FG then filed this action, alleging that Akhtar breached the contract’s provisions requiring a daily accounting of sales and exclusivity. Akhtar responded with a counterclaim alleging that FG failed to provide the product promised and interfered with unspecified business relationships with third parties. Held:
Notwithstanding Akhtar’s argument to the contrary, FG’s evidence of damages was sufficient to support the verdict. Akhtar offers no authority directly on point for his proposition that FG never proved the value of the improvements it made to Akhtar’s property. In fact, none of the cases on which he relies are breach of contract cases dealing with improvements and most are not breach of contract cases at all. See, e.g., Beavers v. Weatherly, 250 Ga. 546 (299 SE2d 730) (1983) (quantum meruit case with transfer of deed by incompetent); Watson & Powers v. Loughran, 112 Ga. 837 (38 SE 82) (1901) (negligence); Quattlebaum v. Ga. Power Co., 165 Ga. App. 510 (301 SE2d 677) (1983) (punitive damages denied on negligence claim); City of Elberton v. J. C. Pool Realty Co., 111 Ga. App. 765 (143 SE2d 407) (1965) (negligence).
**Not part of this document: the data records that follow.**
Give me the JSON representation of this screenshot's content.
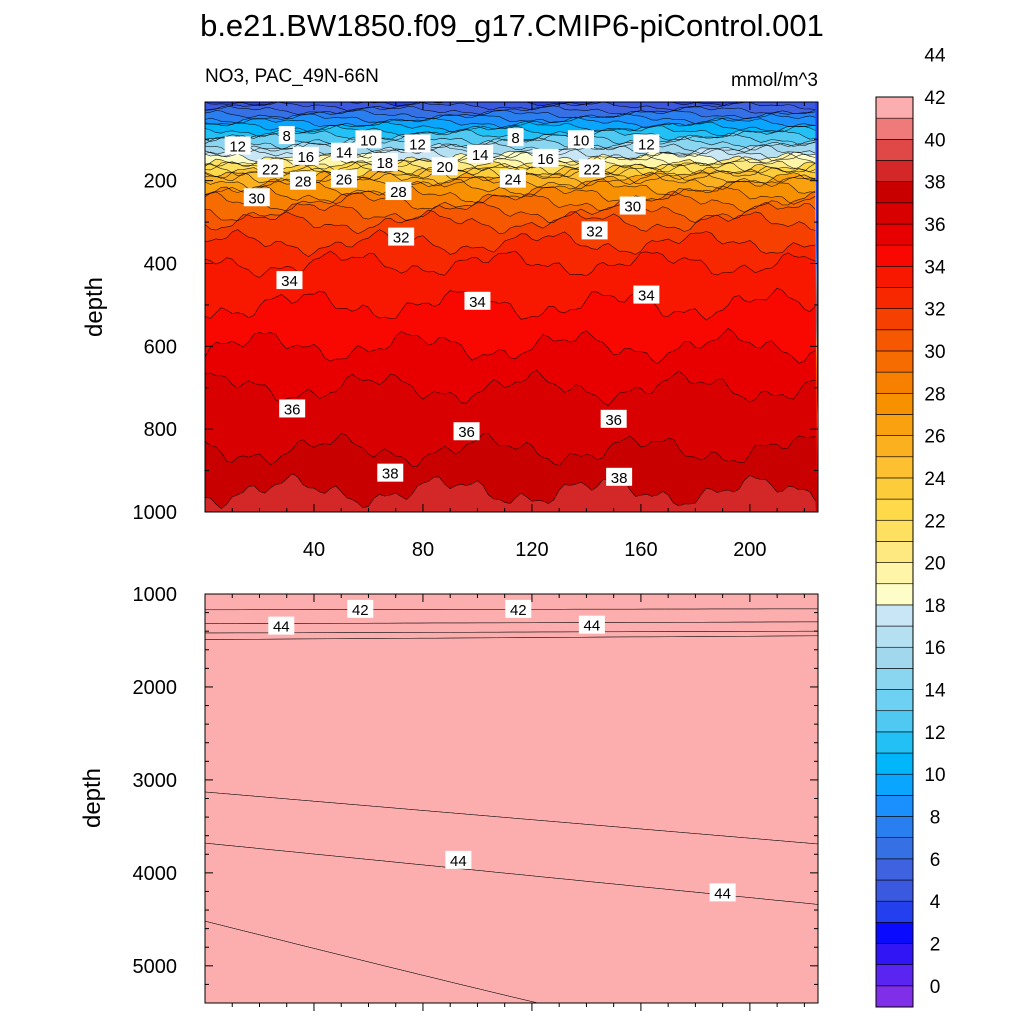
{
  "title": "b.e21.BW1850.f09_g17.CMIP6-piControl.001",
  "chart_data": [
    {
      "type": "contour",
      "name": "upper-panel",
      "variable_label": "NO3, PAC_49N-66N",
      "units_label": "mmol/m^3",
      "ylabel": "depth",
      "xlabel": "",
      "xlim": [
        0,
        225
      ],
      "ylim": [
        1000,
        10
      ],
      "x_ticks": [
        "40",
        "80",
        "120",
        "160",
        "200"
      ],
      "y_ticks": [
        "200",
        "400",
        "600",
        "800",
        "1000"
      ],
      "contour_profile": [
        {
          "depth": 10,
          "value": 4
        },
        {
          "depth": 40,
          "value": 7
        },
        {
          "depth": 80,
          "value": 11
        },
        {
          "depth": 120,
          "value": 15
        },
        {
          "depth": 160,
          "value": 20
        },
        {
          "depth": 180,
          "value": 23
        },
        {
          "depth": 200,
          "value": 26
        },
        {
          "depth": 250,
          "value": 29
        },
        {
          "depth": 300,
          "value": 31
        },
        {
          "depth": 400,
          "value": 33
        },
        {
          "depth": 500,
          "value": 34
        },
        {
          "depth": 600,
          "value": 35
        },
        {
          "depth": 700,
          "value": 36
        },
        {
          "depth": 800,
          "value": 36.5
        },
        {
          "depth": 900,
          "value": 37.5
        },
        {
          "depth": 1000,
          "value": 38.5
        }
      ],
      "contour_labels": [
        {
          "x": 12,
          "depth": 115,
          "text": "12"
        },
        {
          "x": 30,
          "depth": 90,
          "text": "8"
        },
        {
          "x": 60,
          "depth": 100,
          "text": "10"
        },
        {
          "x": 78,
          "depth": 110,
          "text": "12"
        },
        {
          "x": 114,
          "depth": 95,
          "text": "8"
        },
        {
          "x": 138,
          "depth": 100,
          "text": "10"
        },
        {
          "x": 162,
          "depth": 110,
          "text": "12"
        },
        {
          "x": 37,
          "depth": 140,
          "text": "16"
        },
        {
          "x": 51,
          "depth": 130,
          "text": "14"
        },
        {
          "x": 66,
          "depth": 155,
          "text": "18"
        },
        {
          "x": 101,
          "depth": 135,
          "text": "14"
        },
        {
          "x": 125,
          "depth": 145,
          "text": "16"
        },
        {
          "x": 24,
          "depth": 170,
          "text": "22"
        },
        {
          "x": 88,
          "depth": 165,
          "text": "20"
        },
        {
          "x": 142,
          "depth": 170,
          "text": "22"
        },
        {
          "x": 36,
          "depth": 200,
          "text": "28"
        },
        {
          "x": 51,
          "depth": 195,
          "text": "26"
        },
        {
          "x": 71,
          "depth": 225,
          "text": "28"
        },
        {
          "x": 113,
          "depth": 195,
          "text": "24"
        },
        {
          "x": 19,
          "depth": 240,
          "text": "30"
        },
        {
          "x": 157,
          "depth": 260,
          "text": "30"
        },
        {
          "x": 72,
          "depth": 335,
          "text": "32"
        },
        {
          "x": 143,
          "depth": 320,
          "text": "32"
        },
        {
          "x": 31,
          "depth": 440,
          "text": "34"
        },
        {
          "x": 100,
          "depth": 490,
          "text": "34"
        },
        {
          "x": 162,
          "depth": 475,
          "text": "34"
        },
        {
          "x": 32,
          "depth": 750,
          "text": "36"
        },
        {
          "x": 96,
          "depth": 805,
          "text": "36"
        },
        {
          "x": 150,
          "depth": 775,
          "text": "36"
        },
        {
          "x": 68,
          "depth": 905,
          "text": "38"
        },
        {
          "x": 152,
          "depth": 915,
          "text": "38"
        }
      ]
    },
    {
      "type": "contour",
      "name": "lower-panel",
      "ylabel": "depth",
      "xlim": [
        0,
        225
      ],
      "ylim": [
        5400,
        1000
      ],
      "y_ticks": [
        "1000",
        "2000",
        "3000",
        "4000",
        "5000"
      ],
      "bands": [
        {
          "value": 41.5,
          "top_left": 1000,
          "top_right": 1000,
          "bottom_left": 1170,
          "bottom_right": 1160
        },
        {
          "value": 43.5,
          "top_left": 1170,
          "top_right": 1160,
          "bottom_left": 1320,
          "bottom_right": 1300
        },
        {
          "value": 44.5,
          "top_left": 1320,
          "top_right": 1300,
          "bottom_left": 1420,
          "bottom_right": 1400
        },
        {
          "value": 45.5,
          "top_left": 1420,
          "top_right": 1400,
          "bottom_left": 1490,
          "bottom_right": 1450
        },
        {
          "value": 46.5,
          "top_left": 1490,
          "top_right": 1450,
          "bottom_left": 3130,
          "bottom_right": 3690
        },
        {
          "value": 45.5,
          "top_left": 3130,
          "top_right": 3690,
          "bottom_left": 3680,
          "bottom_right": 4340
        },
        {
          "value": 44.5,
          "top_left": 3680,
          "top_right": 4340,
          "bottom_left": 4520,
          "bottom_right": 6000
        },
        {
          "value": 43.5,
          "top_left": 4520,
          "top_right": 6000,
          "bottom_left": 5400,
          "bottom_right": 5400
        }
      ],
      "contour_labels": [
        {
          "x": 57,
          "depth": 1160,
          "text": "42"
        },
        {
          "x": 115,
          "depth": 1160,
          "text": "42"
        },
        {
          "x": 28,
          "depth": 1340,
          "text": "44"
        },
        {
          "x": 142,
          "depth": 1330,
          "text": "44"
        },
        {
          "x": 93,
          "depth": 3860,
          "text": "44"
        },
        {
          "x": 190,
          "depth": 4210,
          "text": "44"
        }
      ]
    }
  ],
  "colorbar": {
    "tick_labels": [
      "0",
      "2",
      "4",
      "6",
      "8",
      "10",
      "12",
      "14",
      "16",
      "18",
      "20",
      "22",
      "24",
      "26",
      "28",
      "30",
      "32",
      "34",
      "36",
      "38",
      "40",
      "42",
      "44"
    ],
    "colors": [
      "#7f2fe8",
      "#5a25f0",
      "#3215f5",
      "#0a0aff",
      "#2440ee",
      "#3a58e0",
      "#3f63e0",
      "#3570e5",
      "#2a7ff0",
      "#1a90ff",
      "#0aa5ff",
      "#00b5fa",
      "#22c0f5",
      "#4fc9f2",
      "#6ed0f2",
      "#8ad5f0",
      "#a1d8ee",
      "#b5e0f2",
      "#c8e6f5",
      "#fdfdc8",
      "#fef5a8",
      "#fee880",
      "#fee060",
      "#fed94a",
      "#fdcc3a",
      "#fcc030",
      "#fbb020",
      "#f9a10f",
      "#f89100",
      "#f78000",
      "#f66c00",
      "#f55800",
      "#f64000",
      "#f72800",
      "#f81800",
      "#f80800",
      "#e80000",
      "#d80000",
      "#c80000",
      "#d42828",
      "#e04848",
      "#ee7a7a",
      "#fcaeae"
    ]
  }
}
A provision in the contract at issue contemplated that FG would make the improvements. The expenses incurred in complying with this provision are recoverable as damages. OCGA § 13-6-9. This rule is particularly germane where, as here, most of the improvements were not removable.
FG presented evidence of the cost of each of the improvements, totaling almost $40,000, the approximate amount of the jury’s award. This evidence was sufficient to justify the entry of judgment in that amount. See Hathaway v. Gorfine, 134 Ga. App. 748, 750 (2) (216 SE2d 338) (1975). Thus, the trial court properly denied the motions for directed verdict and for j.n.o.v. Lister v. Scriver, 216 Ga. App. 741, 744 (1) (456 SE2d 83) (1995).
Judgment affirmed.
Pope, P. J., and Johnson, J., concur.